Huang and Rogers’ so–called “pop–up” technology allows circuits to bend, stretch and twist. Usually any significant bending or stretching to circuits renders an electronic device useless, which is what limits the use of electronics on the body.
Huang and Rogers jumped this sizeable hurdle by creating an array of tiny circuit elements connected by metal wire “pop–up bridges.”
When the array is bent or stretched, the wires – not the circuits – pop up. This approach allows circuits to be placed on a curved surface.
Brian Litt of the University of Pennsylvania, and his colleagues designed the medical experiments and tested the device in a large animal model.
In the experiments conducted at Penn, the team demonstrated that the electronics continue to operate when immersed in the body’s fluids, and the mechanical design allows the device to conform to and wrap around the body’s irregularly shaped tissues. The device uses 288 contact points and more than 2,000 transistors positioned closely together. Standard clinical systems usually have only five to 10 contact points. The new device is also tiny, 14.4 millimeters by 12.8 millimeters, roughly the size of a US nickel.
By bringing electronic circuits right to the tissue, rather than having them located remotely, the device can process signals right at the tissue. This close contact allows the device to have a much higher number of electrodes for sensing or stimulation than is currently possible in medical devices.
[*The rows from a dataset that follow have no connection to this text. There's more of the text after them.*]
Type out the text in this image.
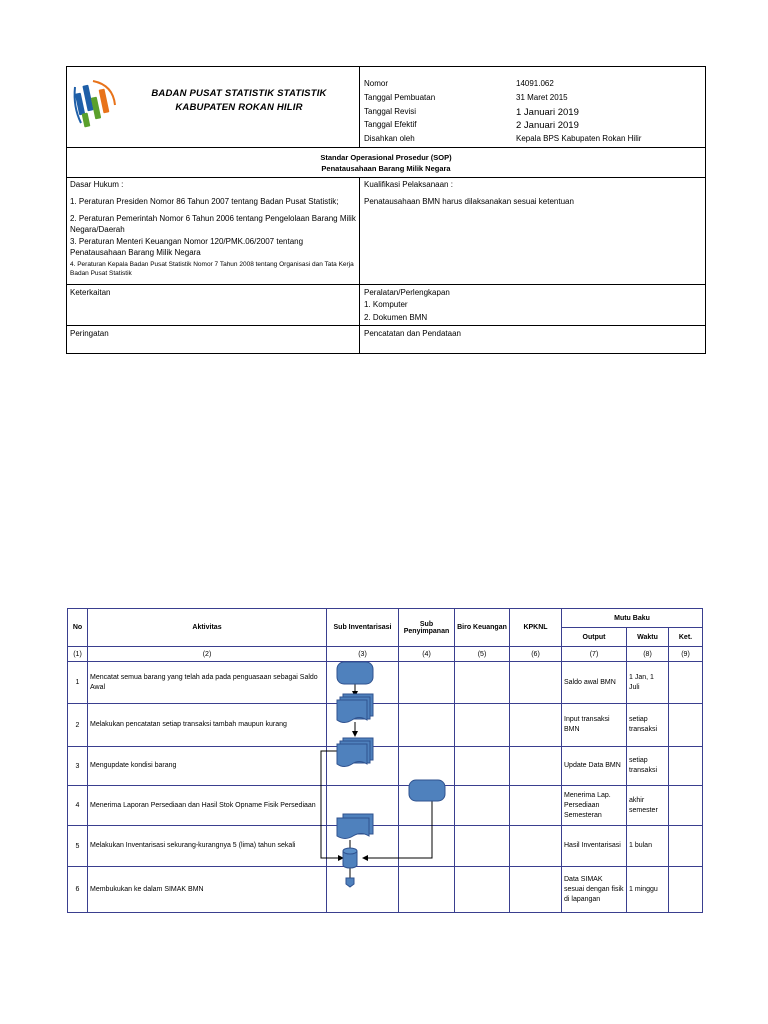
BADAN PUSAT STATISTIK STATISTIK
KABUPATEN ROKAN HILIR
Nomor	14091.062
Tanggal Pembuatan	31 Maret 2015
Tanggal Revisi	1 Januari 2019
Tanggal Efektif	2 Januari 2019
Disahkan oleh	Kepala BPS Kabupaten Rokan Hilir
Standar Operasional Prosedur (SOP)
Penatausahaan Barang Milik Negara
Dasar Hukum :
1. Peraturan Presiden Nomor 86 Tahun 2007 tentang Badan Pusat Statistik;
2. Peraturan Pemerintah Nomor 6 Tahun 2006 tentang Pengelolaan Barang Milik Negara/Daerah
3. Peraturan Menteri Keuangan Nomor 120/PMK.06/2007 tentang Penatausahaan Barang Milik Negara
4. Peraturan Kepala Badan Pusat Statistik Nomor 7 Tahun 2008 tentang Organisasi dan Tata Kerja Badan Pusat Statistik
Kualifikasi Pelaksanaan :
Penatausahaan BMN harus dilaksanakan sesuai ketentuan
Keterkaitan	Peralatan/Perlengkapan
1. Komputer
2. Dokumen BMN
Peringatan	Pencatatan dan Pendataan
No	Aktivitas	Sub Inventarisasi	Sub Penyimpanan	Biro Keuangan	KPKNL	Mutu Baku		
						Output	Waktu	Ket.
(1)	(2)	(3)	(4)	(5)	(6)	(7)	(8)	(9)
1	Mencatat semua barang yang telah ada pada penguasaan sebagai Saldo Awal					Saldo awal BMN	1 Jan, 1 Juli	
2	Melakukan pencatatan setiap transaksi tambah maupun kurang					Input transaksi BMN	setiap transaksi	
3	Mengupdate kondisi barang					Update Data BMN	setiap transaksi	
4	Menerima Laporan Persediaan dan Hasil Stok Opname Fisik Persediaan					Menerima Lap. Persediaan Semesteran	akhir semester	
5	Melakukan Inventarisasi sekurang-kurangnya 5 (lima) tahun sekali					Hasil Inventarisasi	1 bulan	
6	Membukukan ke dalam SIMAK BMN					Data SIMAK sesuai dengan fisik di lapangan	1 minggu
The device can collect very large amounts of data from the body, at high speed. Researchers will be able to map the body’s complicated electrical networks in much more detail, with more effective implantable medical devices and treatments likely to emerge.
The current device is not wireless. The next big step in this new generation of implantable devices, say the researchers, will be to find a way to move the power source onto them. One solution could be to have the heart power the device. The technology could also be adpated to make new transmitters, photovoltaic and microfluidic devices as well.